An unnamed married ‘middle-aged’ woman presented herself at Westminster Police Court and asked for Mr Partridge’s help in solving a domestic issues. She had wed an old soldier – an army pensioner infant – just before Christmas but was regretting her decision to do so. Just like so many of us at Christmas (judging by the crowds filling the exchange queues at the shops on the 26 December) she had got something she no longer wanted.

She asked the magistrate if he would help her get back the furniture she had brought into the marriage, having left her new husband a few days ago.

‘And you have only been married a fortnight?’ Mr Partridge asked her.

‘Yes. He has not turned out what I expected. I can’t do with him at all’, she replied (prompting peals of laughter in the courtroom).

‘But you have not given him much of a trial’, protested the magistrate.

‘It’s long enough. What he said on Boxing Day was quite sufficient. He’s getting on in years, and I’m afraid the end of it might be that I should actually have to keep him’.

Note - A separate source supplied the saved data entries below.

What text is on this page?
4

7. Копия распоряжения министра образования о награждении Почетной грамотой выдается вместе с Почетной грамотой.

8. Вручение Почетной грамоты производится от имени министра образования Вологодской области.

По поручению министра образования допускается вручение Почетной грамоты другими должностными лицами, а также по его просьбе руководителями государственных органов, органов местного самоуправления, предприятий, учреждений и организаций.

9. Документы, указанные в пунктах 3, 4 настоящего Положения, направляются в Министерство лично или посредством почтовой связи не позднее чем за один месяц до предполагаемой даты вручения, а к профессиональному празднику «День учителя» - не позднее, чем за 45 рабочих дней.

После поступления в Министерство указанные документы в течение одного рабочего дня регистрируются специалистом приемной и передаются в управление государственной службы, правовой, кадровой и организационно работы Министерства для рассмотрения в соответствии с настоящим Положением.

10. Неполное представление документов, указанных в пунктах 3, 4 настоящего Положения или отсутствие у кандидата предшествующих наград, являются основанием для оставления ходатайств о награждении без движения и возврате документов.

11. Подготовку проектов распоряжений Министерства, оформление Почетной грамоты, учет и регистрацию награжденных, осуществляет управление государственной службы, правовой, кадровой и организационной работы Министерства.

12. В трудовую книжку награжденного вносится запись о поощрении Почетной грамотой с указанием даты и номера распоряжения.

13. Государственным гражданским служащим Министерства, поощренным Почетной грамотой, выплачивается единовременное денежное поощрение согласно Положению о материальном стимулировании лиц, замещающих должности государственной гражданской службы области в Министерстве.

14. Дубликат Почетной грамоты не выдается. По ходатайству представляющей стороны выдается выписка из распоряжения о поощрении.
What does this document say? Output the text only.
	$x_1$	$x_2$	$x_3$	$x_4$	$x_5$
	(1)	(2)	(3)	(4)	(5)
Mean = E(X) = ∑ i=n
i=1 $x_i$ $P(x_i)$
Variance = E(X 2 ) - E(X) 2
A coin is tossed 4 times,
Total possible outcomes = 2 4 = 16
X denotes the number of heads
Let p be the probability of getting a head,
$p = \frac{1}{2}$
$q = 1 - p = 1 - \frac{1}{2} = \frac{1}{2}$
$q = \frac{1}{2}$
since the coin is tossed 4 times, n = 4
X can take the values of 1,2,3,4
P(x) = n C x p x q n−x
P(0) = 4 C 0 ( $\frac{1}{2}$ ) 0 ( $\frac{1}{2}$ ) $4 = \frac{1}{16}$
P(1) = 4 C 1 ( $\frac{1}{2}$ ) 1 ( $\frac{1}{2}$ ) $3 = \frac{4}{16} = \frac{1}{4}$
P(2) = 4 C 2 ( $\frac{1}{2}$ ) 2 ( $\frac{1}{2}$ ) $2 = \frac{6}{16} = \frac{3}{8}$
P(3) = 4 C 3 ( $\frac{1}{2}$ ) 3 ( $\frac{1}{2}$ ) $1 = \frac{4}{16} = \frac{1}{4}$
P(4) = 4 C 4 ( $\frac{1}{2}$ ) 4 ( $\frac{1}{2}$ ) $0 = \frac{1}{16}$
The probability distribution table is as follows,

She was happy for him to go ‘where he likes’ she just wanted her possessions back. Mr Partridge was in no mood to assist however, he told her go home and try and patch things up. ‘I don’t wish to’, she replied. Then she would have to go to the County Court he explained, he could not do anything for her.

As the disgruntled wife and a younger women (her daughter it transpired) withdrew and elderly man shuffled forward to present himself, wearing ‘a cast-off military overcast’. This was the woman’s husband and he too had come to ask for Mr Partridge’s help.

He was a widower with three three children and had married the lady in question, presumably hoping for some comfort and support in his final years. She had one daughter of her own and it seemed a reasonable match. It very quickly became clear however that it was a mistake.

The Boxing Day squabble arose, he explained, ‘over a spoon’.

‘One of my children asked for a spoon [a teaspoon to be precise] to eat his dinner, and my wife said to me: “Do you want one too?”.’ At this the public gallery collapsed into ‘loud laughter’.

The old soldier tried to carry on with his narrative.

“Father is not a child”, his son replied. ‘She took offence at that, and began to storm away at a fine rate, so that I said I should have to hit her. But I did not’.

This statement prompted the woman to walk back towards the dock and challenge her husband’s version of events.

‘He’s a wicked man, your worship, and don’t you believe him. The fact is, he said he would blind me; he called me a cow, and I am not used to it. I am not, indeed; and if I had not had my daughter with me I am sure I should have  had a pair of black eyes’.

The army pensioner carried on. He told Mr Partridge that his wife had left him on Boxing Day and he’d tried to persuade her to come home and try again, but she’d refused. He had pawned his medals to pay for the wedding ring and had ‘done his best for her’. If she wanted the furniture back then she was welcome to it; he ‘did not want any unpleasantness’. He just wanted a quite life and so must also have regretted marrying in haste. Mr Partridge again admonished them to reconcile their differences and leave his court in peace. There was nothing he could do for either of them.

It was a non-story in terms of the usual domestic abuse tales the papers reported. No one had been hurt or robbed, or even deeply traumatised. But it was an amusing cautionary tale for the reading public to consume over their toast and marmalade and a fairly mundane and gentle  one to finish a year that had been anything but.